L’American Civil Liberties Union et le Texas Planned Parenthood ont promis de faire passer la loi devant les tribunaux. Pour eux, elle est inconstitutionnelle puisqu’elle prohibe tout avortement avant que le fœtus ne soit viable en dehors de l’utérus, c’est-à-dire autour de 24 semaines. La Cour Suprême avait statué que les femmes pouvaient interrompre leur grossesse jusqu’à la viabilité du fœtus.

Des conséquences désastreuses pour les populations latinos

Le marché noir semble être l’une des issues les plus envisagées par nombre de femmes aux ressources limitées. De fait, par exemple, si les 5 cliniques non homologuées d’Amy Miller viennent à fermer avec une douzaine d’autres, les femmes pauvres des zones rurales devront voyager deux fois pour trouver un centre IVG (ou payer un hôtel), car l’Etat demande déjà une attente de 24h entre la consultation chez le médecin et l’avortement.

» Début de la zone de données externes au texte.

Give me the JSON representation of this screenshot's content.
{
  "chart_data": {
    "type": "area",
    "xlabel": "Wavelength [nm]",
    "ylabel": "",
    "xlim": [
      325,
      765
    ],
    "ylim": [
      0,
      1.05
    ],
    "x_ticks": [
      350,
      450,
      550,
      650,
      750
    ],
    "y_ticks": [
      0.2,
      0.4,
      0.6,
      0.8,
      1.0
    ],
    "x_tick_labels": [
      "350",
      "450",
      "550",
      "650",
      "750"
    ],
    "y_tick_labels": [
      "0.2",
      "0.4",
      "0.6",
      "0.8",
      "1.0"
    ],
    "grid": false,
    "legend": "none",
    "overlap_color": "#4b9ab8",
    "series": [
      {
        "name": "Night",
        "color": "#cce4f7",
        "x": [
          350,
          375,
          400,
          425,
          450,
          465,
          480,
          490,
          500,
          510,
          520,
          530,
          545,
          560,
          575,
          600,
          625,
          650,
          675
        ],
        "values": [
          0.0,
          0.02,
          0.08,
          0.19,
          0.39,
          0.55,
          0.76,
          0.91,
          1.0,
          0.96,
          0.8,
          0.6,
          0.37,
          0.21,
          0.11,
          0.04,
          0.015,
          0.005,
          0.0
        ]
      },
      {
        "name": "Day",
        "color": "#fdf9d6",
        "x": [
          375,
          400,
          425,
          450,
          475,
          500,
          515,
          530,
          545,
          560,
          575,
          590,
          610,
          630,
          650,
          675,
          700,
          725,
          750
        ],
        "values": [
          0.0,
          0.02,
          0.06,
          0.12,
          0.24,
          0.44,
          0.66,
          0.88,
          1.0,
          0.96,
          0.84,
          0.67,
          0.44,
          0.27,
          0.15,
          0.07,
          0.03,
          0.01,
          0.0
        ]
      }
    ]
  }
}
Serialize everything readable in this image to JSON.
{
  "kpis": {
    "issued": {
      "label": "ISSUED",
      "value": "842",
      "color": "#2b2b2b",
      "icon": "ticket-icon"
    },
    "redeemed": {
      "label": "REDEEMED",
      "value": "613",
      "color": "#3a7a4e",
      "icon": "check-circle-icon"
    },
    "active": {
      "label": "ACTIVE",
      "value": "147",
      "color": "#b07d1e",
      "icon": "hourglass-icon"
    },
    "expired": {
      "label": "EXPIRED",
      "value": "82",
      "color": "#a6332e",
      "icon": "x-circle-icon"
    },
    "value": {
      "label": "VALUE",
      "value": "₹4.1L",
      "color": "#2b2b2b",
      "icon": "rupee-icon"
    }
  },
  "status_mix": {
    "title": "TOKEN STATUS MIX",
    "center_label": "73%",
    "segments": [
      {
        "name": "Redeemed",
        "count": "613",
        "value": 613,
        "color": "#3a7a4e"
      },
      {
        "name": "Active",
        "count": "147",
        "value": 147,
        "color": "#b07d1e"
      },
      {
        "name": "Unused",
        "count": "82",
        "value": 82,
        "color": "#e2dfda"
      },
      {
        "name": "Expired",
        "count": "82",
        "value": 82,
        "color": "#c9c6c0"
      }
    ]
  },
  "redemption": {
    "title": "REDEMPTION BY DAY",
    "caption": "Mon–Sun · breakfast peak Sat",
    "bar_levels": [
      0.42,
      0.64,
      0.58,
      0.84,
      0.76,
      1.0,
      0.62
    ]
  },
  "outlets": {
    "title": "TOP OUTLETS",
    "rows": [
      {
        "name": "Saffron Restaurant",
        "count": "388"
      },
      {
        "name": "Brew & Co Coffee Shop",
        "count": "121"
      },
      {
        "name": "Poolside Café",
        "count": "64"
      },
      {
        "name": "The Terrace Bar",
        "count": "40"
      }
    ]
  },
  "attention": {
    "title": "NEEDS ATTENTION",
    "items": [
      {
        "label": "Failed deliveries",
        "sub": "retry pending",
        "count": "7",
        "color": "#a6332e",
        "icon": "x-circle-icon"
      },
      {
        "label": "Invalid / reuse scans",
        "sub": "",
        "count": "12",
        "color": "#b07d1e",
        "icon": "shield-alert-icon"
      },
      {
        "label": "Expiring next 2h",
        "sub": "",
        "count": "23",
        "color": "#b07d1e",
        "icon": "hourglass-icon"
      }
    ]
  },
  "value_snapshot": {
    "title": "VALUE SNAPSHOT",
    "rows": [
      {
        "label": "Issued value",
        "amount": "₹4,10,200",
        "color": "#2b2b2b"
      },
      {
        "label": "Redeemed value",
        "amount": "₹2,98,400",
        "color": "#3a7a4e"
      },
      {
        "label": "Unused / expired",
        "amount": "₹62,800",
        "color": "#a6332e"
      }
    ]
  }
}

Seulement, beaucoup de femmes- le plus souvent issues de minorités ethno-raciales- ne peuvent s’offrir les frais de transports, encore moins les soins d’enfants si elles viennent à accoucher. Aussi voyait-on fleurir début juillet un marché aux puces en dehors de McAllen (Texas), près de la frontière mexicaine dans la vallée du Rio Grande. Si on y vend des chèvres et des voitures, on y trouve aussi des pilules contre les ulcères d’estomac, vendues par la compagnie Cytotec. Celles-ci sont aussi utilisées comme abortif, à 40 dollars au marché noir contre 550 pour un avortement légal. « Vous seriez surpris par le nombre de gens, de jeunes gens, qui prennent ces pilules », raconte Erlinda Dasquez. Paula Saldana, éducatrice de santé militant pour l’éducation des hispaniques, renchérit : « Seuls ceux qui ont de l’argent vont dans des cliniques. »

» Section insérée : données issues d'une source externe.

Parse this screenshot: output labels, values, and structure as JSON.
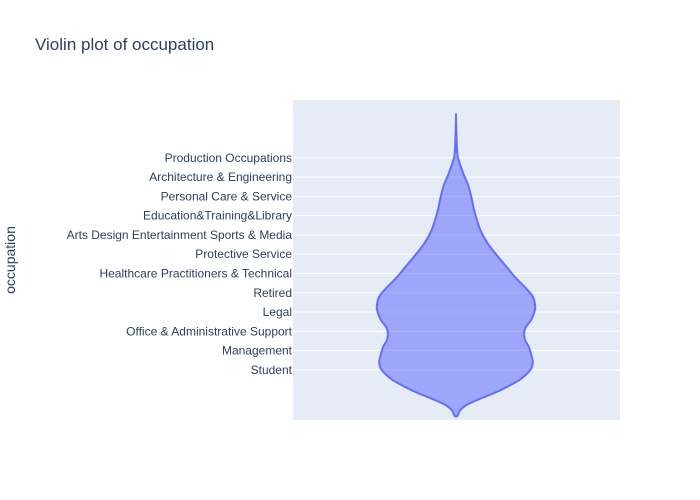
{
  "chart_data": {
    "type": "violin",
    "title": "Violin plot of occupation",
    "xlabel": "",
    "ylabel": "occupation",
    "categories": [
      "Student",
      "Management",
      "Office & Administrative Support",
      "Legal",
      "Retired",
      "Healthcare Practitioners & Technical",
      "Protective Service",
      "Arts Design Entertainment Sports & Media",
      "Education&Training&Library",
      "Personal Care & Service",
      "Architecture & Engineering",
      "Production Occupations"
    ],
    "density_profile": [
      {
        "y": -2.38,
        "w": 0.02
      },
      {
        "y": -2.1,
        "w": 0.05
      },
      {
        "y": -1.8,
        "w": 0.14
      },
      {
        "y": -1.5,
        "w": 0.3
      },
      {
        "y": -1.2,
        "w": 0.48
      },
      {
        "y": -0.9,
        "w": 0.63
      },
      {
        "y": -0.5,
        "w": 0.8
      },
      {
        "y": 0.0,
        "w": 0.93
      },
      {
        "y": 0.4,
        "w": 0.96
      },
      {
        "y": 0.8,
        "w": 0.94
      },
      {
        "y": 1.2,
        "w": 0.91
      },
      {
        "y": 1.6,
        "w": 0.86
      },
      {
        "y": 2.1,
        "w": 0.86
      },
      {
        "y": 2.6,
        "w": 0.94
      },
      {
        "y": 3.0,
        "w": 0.98
      },
      {
        "y": 3.3,
        "w": 0.99
      },
      {
        "y": 3.8,
        "w": 0.96
      },
      {
        "y": 4.3,
        "w": 0.86
      },
      {
        "y": 4.8,
        "w": 0.74
      },
      {
        "y": 5.4,
        "w": 0.62
      },
      {
        "y": 6.0,
        "w": 0.5
      },
      {
        "y": 6.6,
        "w": 0.39
      },
      {
        "y": 7.2,
        "w": 0.31
      },
      {
        "y": 7.8,
        "w": 0.26
      },
      {
        "y": 8.4,
        "w": 0.22
      },
      {
        "y": 9.0,
        "w": 0.19
      },
      {
        "y": 9.6,
        "w": 0.15
      },
      {
        "y": 10.2,
        "w": 0.09
      },
      {
        "y": 10.8,
        "w": 0.04
      },
      {
        "y": 11.3,
        "w": 0.015
      },
      {
        "y": 13.05,
        "w": 0.0
      }
    ],
    "ylim": [
      -2.6,
      14.0
    ],
    "grid": true,
    "legend": "none",
    "colors": {
      "fill": "rgba(99,110,250,0.55)",
      "line": "#636efa",
      "plot_bg": "#e5ecf6",
      "grid": "#ffffff",
      "text": "#2a3f5f"
    }
  }
}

Lilian Ortiz, membre de NARAL Pro-choice America, déclarait le 22 juillet que les femmes pauvres et hispaniques ne recevaient pas l’éducation sexuelle nécessaire. Ainsi, elles risquent à tout moment leur vie. Certes, les pilules sont efficaces 92 à 95 % du temps selon Danco Laboratories LLC, fabricant du Mifépristone. Néanmoins, les effets secondaires incluent des naissances prématurées, des avortements incomplets voire des ruptures utérines. Certaines femmes prennent même jusqu’à 2 pilules par heures, attendant un résultat.

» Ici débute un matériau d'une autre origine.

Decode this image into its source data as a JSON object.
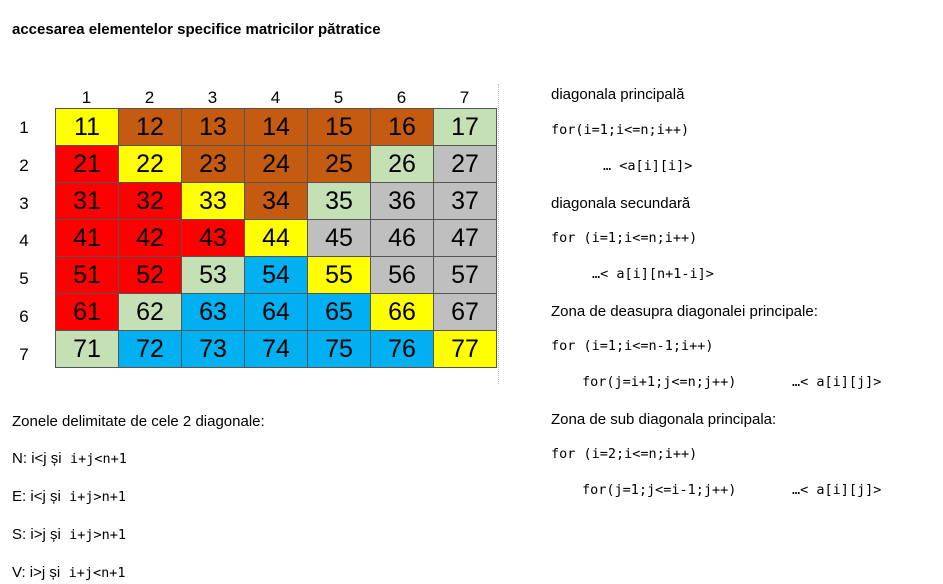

La loi sera au premier plan des élections de mi-mandat de 2014. Terry O’Neill de la National Organization for Women soutient que l’association a créé une campagne pro-avortement appelée « We’re not fooled ». Son allié NARAL Pro-choice America lance en ce moment-même une campagne, « Stand up », entendant « poursuivre chaque gouverneur, chaque membre du congrès et chaque législateur qui essaie de se positionner entre une femme et son médecin ». La guerre est déclarée.